If you grow up in a religion where all that matters is correct belief, and then you cease to hold those beliefs, you don’t have the option of staying for the tradition or the community. It’s believe or leave. In contrast, if you grow up in a traditional religion, what matters is if you continue to practice the traditions and rituals. If you do, you’re good; if you don’t, well, I guess it’s participate or leave.
It’s easy to see, then, why I had to leave the fundamentalist evangelicalism of my youth. Why, though, did I leave my newly adopted Catholicism? Partly I think I left because the privileging of belief had been so bred into me as a child that I could never entirely set that apart, even as a Catholic. Partly I think I left because I moved away and no longer had the Catholic support system I had had before. But partly I think I haven’t left entirely. I no longer believe, but I still love the idea of life centered around a ritual calendar.
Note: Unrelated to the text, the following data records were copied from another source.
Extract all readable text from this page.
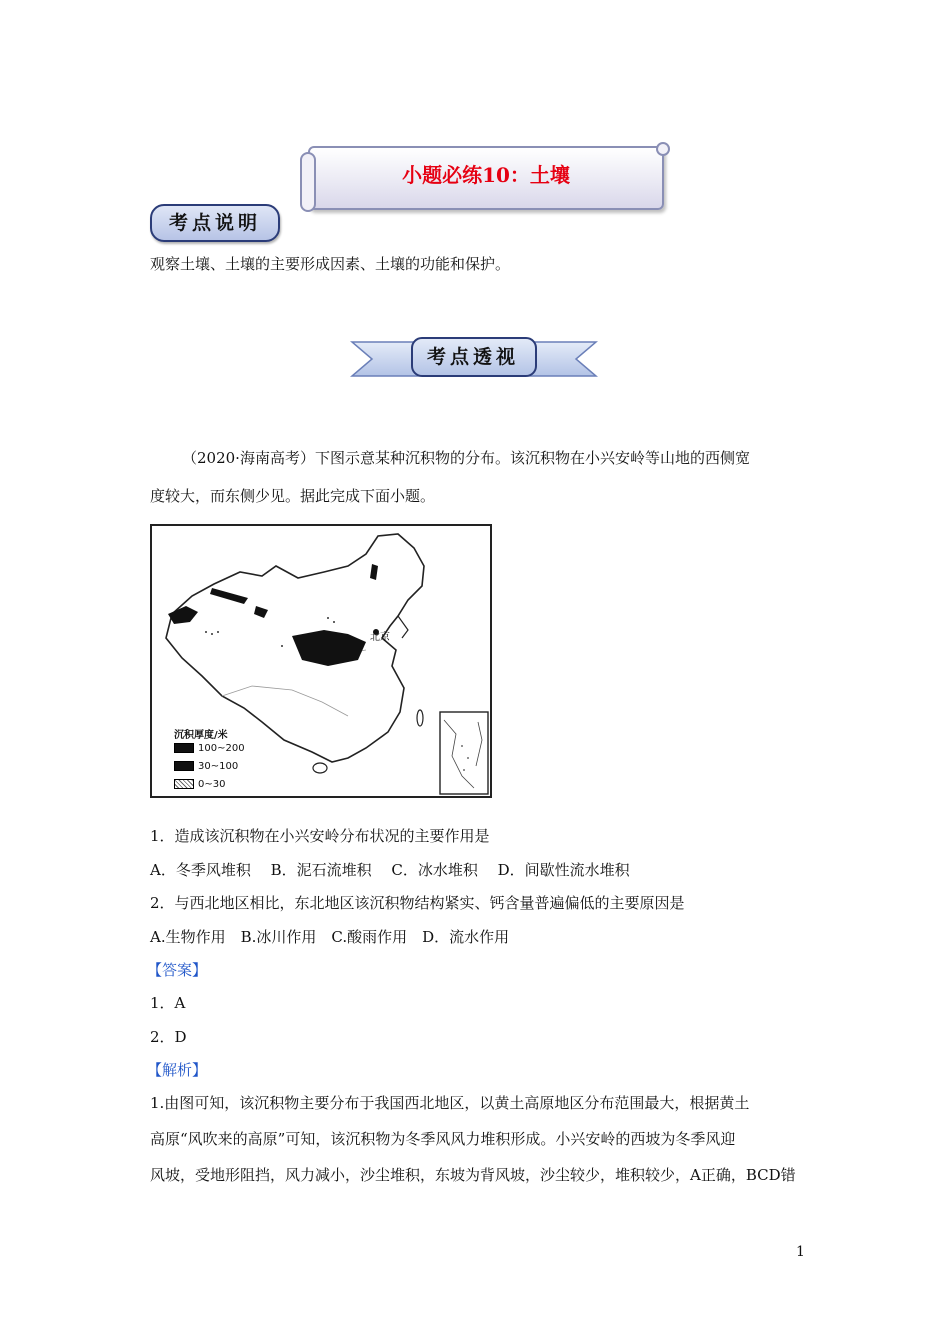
小题必练10：土壤
考点说明
观察土壤、土壤的主要形成因素、土壤的功能和保护。
考点透视
（2020·海南高考）下图示意某种沉积物的分布。该沉积物在小兴安岭等山地的西侧宽
度较大，而东侧少见。据此完成下面小题。
北京
沉积厚度/米
100~200
30~100
0~30
1．造成该沉积物在小兴安岭分布状况的主要作用是
A．冬季风堆积　 B．泥石流堆积　 C．冰水堆积　 D．间歇性流水堆积
2．与西北地区相比，东北地区该沉积物结构紧实、钙含量普遍偏低的主要原因是
A.生物作用　B.冰川作用　C.酸雨作用　D．流水作用
【答案】
1．A
2．D
【解析】
1.由图可知，该沉积物主要分布于我国西北地区，以黄土高原地区分布范围最大，根据黄土
高原“风吹来的高原”可知，该沉积物为冬季风风力堆积形成。小兴安岭的西坡为冬季风迎
风坡，受地形阻挡，风力减小，沙尘堆积，东坡为背风坡，沙尘较少，堆积较少，A正确，BCD错
1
I’ve been thinking lately about the holidays. I’m going to write a series about how I approach the holidays as an atheist, though to be honest I’m still figuring that out. But honestly, I think it helps that the religion I grew up in was of the mind rather than of tradition. It means that I honestly didn’t grow up with many religious holiday traditions at all. Really. Sure, we kids knew that Christmas was about Jesus’ birth, we had a manger scene, we (usually) went to a Christmas eve service, but that was about it. For us, Christmas was always more about family and festivity, cookies and Christmas music, the feel of the season and the wrapping of presents, than about anything religious. I honestly think this was a consequence of religion being centered on belief rather than practice, and I know that will make shaping our own holidays easier.